A sole proprietorship is owned by the individual and exists without any formal registration. In other words, if you open a lemonade stand on the comer, you are a sole proprietor. As with some other forms of business, profits and losses are treated as personal income or loss and taxed accordingly. However, as the sole owner you are personally responsible for all debts and liabilities. Due to the exposure to liability, it is rarely advisable for anyone to operate a business as a sole proprietor.
A general partnership exists whenever two or more people are operating a business for profit. Each partner is personally responsible for all debts and liabilities of the firm. Even though the partnership legally exists even without a formal agreement, smart business people prepare a partnership agreement. Such agreements will avoid future conflicts by addressing issues such as each partner’s management authority; how profits or losses will be allocated; and how the partnership will be dissolved when disputes occur or upon the death of one or more partners. As with sole proprietorships, a general partnership is rarely advisable due to the high exposure to personal liability. There are, however, other forms of partnerships that are acceptable, including the limited partnership and limited liability partnership.
The limited partnership (LP) is similar to the general partnership with several major differences. In an LP at least one person must be identified as a general partner and be responsible for the operation of the organization; the general partner(s) will be liable for the organization’s debts. The limited partners are not active managers of the business and are not liable for the organization’s debts, etc. A typical arrangement would be for an investor to be a limited partner and the hands on entrepreneur to be the general partner.
LIMITED LIABILITY PARTNERSHIP (LLP)
The Limited Liability Partnership (LLP) is a relatively new form of business entity in Arizona. There are no general partners in an LLP, only limited partners, all of whom receive the protection of limited liability. These are very similar to the Limited Liability Company, which is usually preferable as a business entity for many reasons, which are addressed below.
The Limited Liability Company (LLC) has become one of the most popular forms of business structure in recent years and nearly all states now have laws providing for LLC creation and regulation. LLCs have become popular because they offer the liability protection of a corporation and the ease of operation of a partnership.
An LLC can be formed with minimal state filing requirements and no advance IRS filings. The filing fees are less than for corporations and there are no requirements for public disclosure by the owners and finances of an LLC.
Some of the attractive features of an LLC include the ability to build in buy/sell provisions and ownership compensation provisions. This can avoid disputes down the road. There can be different classes of ownership (called members) and the management of the LLC can be assigned to a non-member.
A traditional corporation, sometimes referred to as a “C Corporation,” is the most complex type of business organization. It is a completely distinct legal entity from its owners and has its own rights and responsibilities.
In forming a corporation, potential shareholders offer money and/or property in exchange for capital stock. The stockholders are the owners of the corporation and the directors of the firm may or may not be stockholders.

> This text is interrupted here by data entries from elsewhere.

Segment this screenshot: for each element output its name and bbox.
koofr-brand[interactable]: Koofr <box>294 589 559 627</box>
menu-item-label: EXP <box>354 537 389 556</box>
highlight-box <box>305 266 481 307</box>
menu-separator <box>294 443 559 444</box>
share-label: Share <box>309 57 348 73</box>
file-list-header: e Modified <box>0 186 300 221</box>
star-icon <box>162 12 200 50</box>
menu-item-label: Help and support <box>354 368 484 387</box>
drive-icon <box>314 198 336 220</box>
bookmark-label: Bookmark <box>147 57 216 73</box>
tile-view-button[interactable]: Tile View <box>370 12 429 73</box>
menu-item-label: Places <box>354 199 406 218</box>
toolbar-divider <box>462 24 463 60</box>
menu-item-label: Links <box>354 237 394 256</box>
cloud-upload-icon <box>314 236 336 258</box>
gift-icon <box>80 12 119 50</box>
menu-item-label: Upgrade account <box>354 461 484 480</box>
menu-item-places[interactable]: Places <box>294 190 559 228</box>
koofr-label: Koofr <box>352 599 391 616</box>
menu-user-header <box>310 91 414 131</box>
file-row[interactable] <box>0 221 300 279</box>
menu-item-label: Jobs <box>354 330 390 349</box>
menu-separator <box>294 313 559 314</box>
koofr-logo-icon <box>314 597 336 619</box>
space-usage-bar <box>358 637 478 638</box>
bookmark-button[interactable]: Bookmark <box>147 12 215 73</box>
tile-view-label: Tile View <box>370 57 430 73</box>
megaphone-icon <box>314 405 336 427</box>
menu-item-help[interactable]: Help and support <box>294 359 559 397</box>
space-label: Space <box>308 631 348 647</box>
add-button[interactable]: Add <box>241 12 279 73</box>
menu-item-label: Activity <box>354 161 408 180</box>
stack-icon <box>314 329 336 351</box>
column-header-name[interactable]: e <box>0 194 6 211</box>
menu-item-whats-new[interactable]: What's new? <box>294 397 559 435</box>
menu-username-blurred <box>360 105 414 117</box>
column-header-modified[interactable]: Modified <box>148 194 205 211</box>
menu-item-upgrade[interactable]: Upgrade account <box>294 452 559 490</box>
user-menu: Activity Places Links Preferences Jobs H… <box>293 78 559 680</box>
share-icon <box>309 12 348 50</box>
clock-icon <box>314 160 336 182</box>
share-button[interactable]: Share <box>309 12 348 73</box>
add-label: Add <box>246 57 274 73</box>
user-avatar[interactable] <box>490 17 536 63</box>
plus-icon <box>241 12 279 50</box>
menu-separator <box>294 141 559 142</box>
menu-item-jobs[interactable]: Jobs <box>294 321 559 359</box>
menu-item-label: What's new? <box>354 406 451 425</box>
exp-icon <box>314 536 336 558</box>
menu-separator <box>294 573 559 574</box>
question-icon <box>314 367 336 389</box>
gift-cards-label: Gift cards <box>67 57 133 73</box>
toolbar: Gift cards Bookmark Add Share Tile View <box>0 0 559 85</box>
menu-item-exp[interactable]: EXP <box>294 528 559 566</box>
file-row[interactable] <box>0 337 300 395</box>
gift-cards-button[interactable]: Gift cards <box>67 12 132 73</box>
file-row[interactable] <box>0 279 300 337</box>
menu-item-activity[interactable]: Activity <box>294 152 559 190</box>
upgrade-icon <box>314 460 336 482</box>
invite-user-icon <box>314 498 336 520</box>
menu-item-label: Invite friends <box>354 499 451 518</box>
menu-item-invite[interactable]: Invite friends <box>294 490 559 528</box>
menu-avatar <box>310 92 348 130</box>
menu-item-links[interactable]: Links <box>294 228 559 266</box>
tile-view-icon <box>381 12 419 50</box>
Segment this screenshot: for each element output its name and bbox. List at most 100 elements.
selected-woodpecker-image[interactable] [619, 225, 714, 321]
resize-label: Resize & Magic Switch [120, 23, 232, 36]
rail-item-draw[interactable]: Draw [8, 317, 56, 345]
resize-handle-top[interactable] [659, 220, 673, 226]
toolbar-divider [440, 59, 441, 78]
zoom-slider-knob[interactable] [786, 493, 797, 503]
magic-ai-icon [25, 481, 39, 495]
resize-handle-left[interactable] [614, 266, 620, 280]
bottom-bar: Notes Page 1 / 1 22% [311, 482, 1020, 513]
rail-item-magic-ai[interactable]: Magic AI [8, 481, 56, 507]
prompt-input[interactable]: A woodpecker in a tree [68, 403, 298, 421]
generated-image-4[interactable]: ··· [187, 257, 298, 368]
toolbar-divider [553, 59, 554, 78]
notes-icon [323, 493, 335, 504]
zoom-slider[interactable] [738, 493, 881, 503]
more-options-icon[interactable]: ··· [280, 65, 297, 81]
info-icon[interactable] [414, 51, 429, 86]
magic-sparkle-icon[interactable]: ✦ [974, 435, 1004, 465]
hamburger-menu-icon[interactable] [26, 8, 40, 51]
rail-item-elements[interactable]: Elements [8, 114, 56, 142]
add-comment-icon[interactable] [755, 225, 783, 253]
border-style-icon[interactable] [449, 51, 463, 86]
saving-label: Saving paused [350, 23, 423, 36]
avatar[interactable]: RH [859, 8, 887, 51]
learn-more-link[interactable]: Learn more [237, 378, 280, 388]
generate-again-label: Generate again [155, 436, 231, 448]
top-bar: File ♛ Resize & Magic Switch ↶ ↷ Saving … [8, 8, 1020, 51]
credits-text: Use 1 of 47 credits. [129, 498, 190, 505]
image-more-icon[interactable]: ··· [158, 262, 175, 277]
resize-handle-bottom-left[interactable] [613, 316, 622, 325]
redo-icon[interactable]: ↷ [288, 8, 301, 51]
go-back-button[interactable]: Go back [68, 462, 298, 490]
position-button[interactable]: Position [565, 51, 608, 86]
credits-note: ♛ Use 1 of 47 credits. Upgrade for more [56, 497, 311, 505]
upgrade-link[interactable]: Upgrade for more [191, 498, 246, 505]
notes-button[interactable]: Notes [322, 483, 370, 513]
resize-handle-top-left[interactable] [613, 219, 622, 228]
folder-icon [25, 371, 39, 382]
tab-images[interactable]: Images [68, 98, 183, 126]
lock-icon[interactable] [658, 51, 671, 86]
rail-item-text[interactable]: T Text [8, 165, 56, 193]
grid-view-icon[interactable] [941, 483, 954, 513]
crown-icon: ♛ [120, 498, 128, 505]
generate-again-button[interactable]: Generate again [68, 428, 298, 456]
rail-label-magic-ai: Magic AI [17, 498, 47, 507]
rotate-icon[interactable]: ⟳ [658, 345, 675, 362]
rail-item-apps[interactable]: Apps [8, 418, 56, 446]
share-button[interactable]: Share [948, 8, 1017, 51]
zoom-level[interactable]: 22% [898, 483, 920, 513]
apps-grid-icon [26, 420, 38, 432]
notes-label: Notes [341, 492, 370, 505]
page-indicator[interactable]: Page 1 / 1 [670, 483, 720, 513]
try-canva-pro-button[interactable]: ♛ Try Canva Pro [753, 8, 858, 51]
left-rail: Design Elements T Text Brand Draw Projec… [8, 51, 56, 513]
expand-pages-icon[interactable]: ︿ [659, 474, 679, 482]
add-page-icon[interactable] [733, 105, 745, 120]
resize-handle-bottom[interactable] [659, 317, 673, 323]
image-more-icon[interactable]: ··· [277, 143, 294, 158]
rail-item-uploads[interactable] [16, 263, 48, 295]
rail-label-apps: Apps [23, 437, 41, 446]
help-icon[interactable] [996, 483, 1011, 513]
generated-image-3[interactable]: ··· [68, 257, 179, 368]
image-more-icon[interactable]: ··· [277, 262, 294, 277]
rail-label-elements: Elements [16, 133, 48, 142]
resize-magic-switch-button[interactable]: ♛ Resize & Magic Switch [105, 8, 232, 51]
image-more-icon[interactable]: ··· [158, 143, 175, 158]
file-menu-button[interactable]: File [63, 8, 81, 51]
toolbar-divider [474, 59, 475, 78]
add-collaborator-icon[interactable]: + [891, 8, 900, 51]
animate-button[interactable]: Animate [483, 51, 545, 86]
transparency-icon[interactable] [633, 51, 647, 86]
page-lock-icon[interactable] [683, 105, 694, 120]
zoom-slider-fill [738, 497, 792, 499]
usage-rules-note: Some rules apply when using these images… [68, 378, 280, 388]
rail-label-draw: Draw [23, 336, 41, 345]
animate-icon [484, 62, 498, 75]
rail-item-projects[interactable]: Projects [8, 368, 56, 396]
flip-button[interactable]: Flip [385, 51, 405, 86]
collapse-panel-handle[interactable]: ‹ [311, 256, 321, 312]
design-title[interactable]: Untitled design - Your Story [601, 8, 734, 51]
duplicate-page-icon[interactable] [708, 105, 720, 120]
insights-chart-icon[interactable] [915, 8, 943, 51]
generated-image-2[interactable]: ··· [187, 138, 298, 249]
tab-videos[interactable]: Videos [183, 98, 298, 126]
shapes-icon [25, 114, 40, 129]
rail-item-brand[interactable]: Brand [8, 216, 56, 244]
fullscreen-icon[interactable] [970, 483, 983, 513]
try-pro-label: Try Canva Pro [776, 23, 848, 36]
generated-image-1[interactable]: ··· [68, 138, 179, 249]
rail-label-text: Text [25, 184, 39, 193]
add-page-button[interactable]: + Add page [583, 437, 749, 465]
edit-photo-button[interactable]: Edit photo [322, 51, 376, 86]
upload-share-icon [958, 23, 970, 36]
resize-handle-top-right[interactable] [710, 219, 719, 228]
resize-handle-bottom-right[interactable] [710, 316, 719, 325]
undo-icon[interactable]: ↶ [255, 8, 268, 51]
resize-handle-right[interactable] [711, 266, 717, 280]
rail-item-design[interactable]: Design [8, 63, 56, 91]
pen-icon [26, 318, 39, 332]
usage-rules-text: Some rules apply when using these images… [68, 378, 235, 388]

While both an LLC and a corporation offer liability protection for the owners, a corporation is usually more suited to a company with a significant number of owners. This is because a corporation issues stock, which allows for greater flexibility of ownership among many owners.
A corporation will result in taxation on both the corporate profits and again on dividends, known as double-taxation. In addition, the spectrum of a corporation’s business activities can be limited by its corporate charter. These factors, combined with greater record-keeping and reporting requirements, will usually make the LLC a preferred business structure for the small business.
A Subchapter S Corporation is simpler to create and manage that a traditional C Corporation. An S Corp is one where the shareholders agree to include their proportional share of the corporation’s income, loss, deductions and credits as part of their personal income.
To qualify for S Corporation status, a corporation has a limit on the number of shareholders; must be headquartered in the United States; and must have only one class of stock. Aside from this issue, an S- Corp is identical to a C-Corp.